The prime field Fp where curve coordinates live, with p = 2²⁵⁶ − 2²²⁴ + 2¹⁹² + 2⁹⁶ − 1. Elements are 4 little-endian u64 limbs (256 bits). The Curve section ultimately reduces to these Fp primitives for evaluating y² = x³ − 3x + b and for the coordinate arithmetic inside scalar multiplication.

Addition in the secp256r1 base field Fp.

pub fn add_fp_secp256r1(x: &[u64; 4], y: &[u64; 4]) -> [u64; 4]

Parameters

Name	Type	Description
x	&[u64; 4]	First Fp operand as 4 LE limbs.
y	&[u64; 4]	Second Fp operand as 4 LE limbs.

Returns

Type	Description
[u64; 4]	x + y mod p in the secp256r1 base field.

Example

let sum = zisklib::add_fp_secp256r1(&x_limbs, &y_limbs);

---

Scalar field (Fn)

The prime field Fn of integers modulo the curve order n, where exponents and signature components live. Elements are 4 little-endian u64 limbs (256 bits). Scalar multiplications on the curve consume Fn elements, and ECDSA verification relies on Fn arithmetic to reconstruct u₁ = z·s⁻¹ and u₂ = r·s⁻¹ before the curve multi-scalar step.

Reduces a 256-bit integer modulo the secp256r1 curve order n.

pub fn reduce_fn_secp256r1(x: &[u64; 4]) -> [u64; 4]

Parameters

Name	Type	Description
x	&[u64; 4]	256-bit integer as 4 LE limbs.

Returns

Type	Description
[u64; 4]	x mod n in the secp256r1 scalar field.

Example

let reduced = zisklib::reduce_fn_secp256r1(&scalar);

---

Curve

The group of Fp-rational points on y² = x³ − 3x + b, including the point at infinity. Affine points are [u64; 8] (x ++ y). Point arithmetic consumes Fp elements for coordinates and Fn elements for scalars; the double_scalar_mul_with_g_secp256r1 primitive in this section is the building block reused by ECDSA verification.

Returns true if the affine point p satisfies the secp256r1 curve equation y² = x³ + a·x + b.

warning

Assumes p is not the point at infinity.

pub fn is_on_curve_secp256r1(p: &[u64; 8]) -> bool

Parameters

Name	Type	Description
p	&[u64; 8]	Affine point encoded as x ++ y, each 4 LE limbs. Non-infinity.

Returns

Type	Description
bool	true if p satisfies the secp256r1 curve equation, false otherwise.

Example

assert!(zisklib::is_on_curve_secp256r1(&point));

---

ECDSA

ECDSA signature verification on secp256r1 (P-256), the algorithm used by TLS, WebAuthn and the EVM precompile at 0x100. Verification computes u₁·G + u₂·Q via the curve's multi-scalar primitive and compares the resulting x-coordinate against r mod n. Inputs are limbs: the public key is an affine point, while r, s and z are Fn-sized 4-limb values.

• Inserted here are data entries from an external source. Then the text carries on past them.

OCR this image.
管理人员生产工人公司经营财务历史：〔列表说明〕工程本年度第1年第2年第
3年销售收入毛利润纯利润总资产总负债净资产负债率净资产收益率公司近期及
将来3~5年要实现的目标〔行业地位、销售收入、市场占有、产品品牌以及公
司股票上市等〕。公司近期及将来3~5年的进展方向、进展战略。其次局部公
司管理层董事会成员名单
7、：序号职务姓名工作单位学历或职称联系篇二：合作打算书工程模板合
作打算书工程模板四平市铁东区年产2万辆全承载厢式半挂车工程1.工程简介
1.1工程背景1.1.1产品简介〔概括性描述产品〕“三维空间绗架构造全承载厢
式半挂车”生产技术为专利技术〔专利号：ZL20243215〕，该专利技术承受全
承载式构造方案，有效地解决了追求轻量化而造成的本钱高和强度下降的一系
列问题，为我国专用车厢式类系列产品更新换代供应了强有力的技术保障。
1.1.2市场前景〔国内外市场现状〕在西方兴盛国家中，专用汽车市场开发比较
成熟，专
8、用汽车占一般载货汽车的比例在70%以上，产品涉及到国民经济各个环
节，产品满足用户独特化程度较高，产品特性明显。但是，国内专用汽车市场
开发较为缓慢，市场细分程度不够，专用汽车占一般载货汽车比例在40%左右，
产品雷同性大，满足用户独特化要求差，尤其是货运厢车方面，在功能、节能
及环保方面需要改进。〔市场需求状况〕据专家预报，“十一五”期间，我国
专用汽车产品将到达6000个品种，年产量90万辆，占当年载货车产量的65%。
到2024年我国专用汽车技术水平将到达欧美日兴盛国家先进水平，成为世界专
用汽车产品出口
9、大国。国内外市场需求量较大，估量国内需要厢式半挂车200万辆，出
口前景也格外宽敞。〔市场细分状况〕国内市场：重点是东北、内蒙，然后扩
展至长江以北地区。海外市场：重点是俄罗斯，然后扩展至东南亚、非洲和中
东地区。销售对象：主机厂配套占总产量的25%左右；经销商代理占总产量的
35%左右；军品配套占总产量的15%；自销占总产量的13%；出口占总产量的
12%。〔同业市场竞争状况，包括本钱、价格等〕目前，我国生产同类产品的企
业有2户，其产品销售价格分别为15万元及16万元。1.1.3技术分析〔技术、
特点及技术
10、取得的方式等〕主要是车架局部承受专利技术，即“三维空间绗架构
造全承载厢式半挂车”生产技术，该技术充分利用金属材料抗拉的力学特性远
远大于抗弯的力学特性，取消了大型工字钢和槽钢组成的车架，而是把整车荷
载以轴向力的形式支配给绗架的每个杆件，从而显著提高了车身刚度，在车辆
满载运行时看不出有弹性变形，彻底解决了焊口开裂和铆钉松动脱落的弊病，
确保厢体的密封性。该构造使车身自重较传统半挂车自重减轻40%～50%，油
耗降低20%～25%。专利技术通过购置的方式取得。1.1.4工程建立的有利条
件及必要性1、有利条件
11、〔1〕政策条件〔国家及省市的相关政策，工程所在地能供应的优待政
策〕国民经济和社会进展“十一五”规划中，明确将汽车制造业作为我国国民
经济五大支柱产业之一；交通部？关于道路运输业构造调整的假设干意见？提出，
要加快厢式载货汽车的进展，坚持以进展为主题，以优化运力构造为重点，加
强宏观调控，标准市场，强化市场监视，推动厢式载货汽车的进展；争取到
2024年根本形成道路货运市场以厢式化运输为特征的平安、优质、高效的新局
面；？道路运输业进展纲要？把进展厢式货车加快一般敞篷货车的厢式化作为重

Verifies a secp256r1 (P-256) ECDSA signature (r, s) over message hash z using public key pk. Validates that r, s ∈ [1, n-1], that pk is not the identity, that both coordinates of pk lie in [0, p-1], and that pk is on the curve.

pub fn ecdsa_verify_secp256r1(
    pk: &[u64; 8],
    z: &[u64; 4],
    r: &[u64; 4],
    s: &[u64; 4],
) -> bool

Parameters

Name	Type	Description
pk	&[u64; 8]	Public key as affine x ++ y, 4 LE limbs each.
z	&[u64; 4]	Message hash as 4 LE limbs.
r	&[u64; 4]	Signature component r as 4 LE limbs.
s	&[u64; 4]	Signature component s as 4 LE limbs.

Returns

Type	Description
bool	true if the signature is valid, false otherwise.

Example

let ok = zisklib::ecdsa_verify_secp256r1(&pk, &z, &r, &s);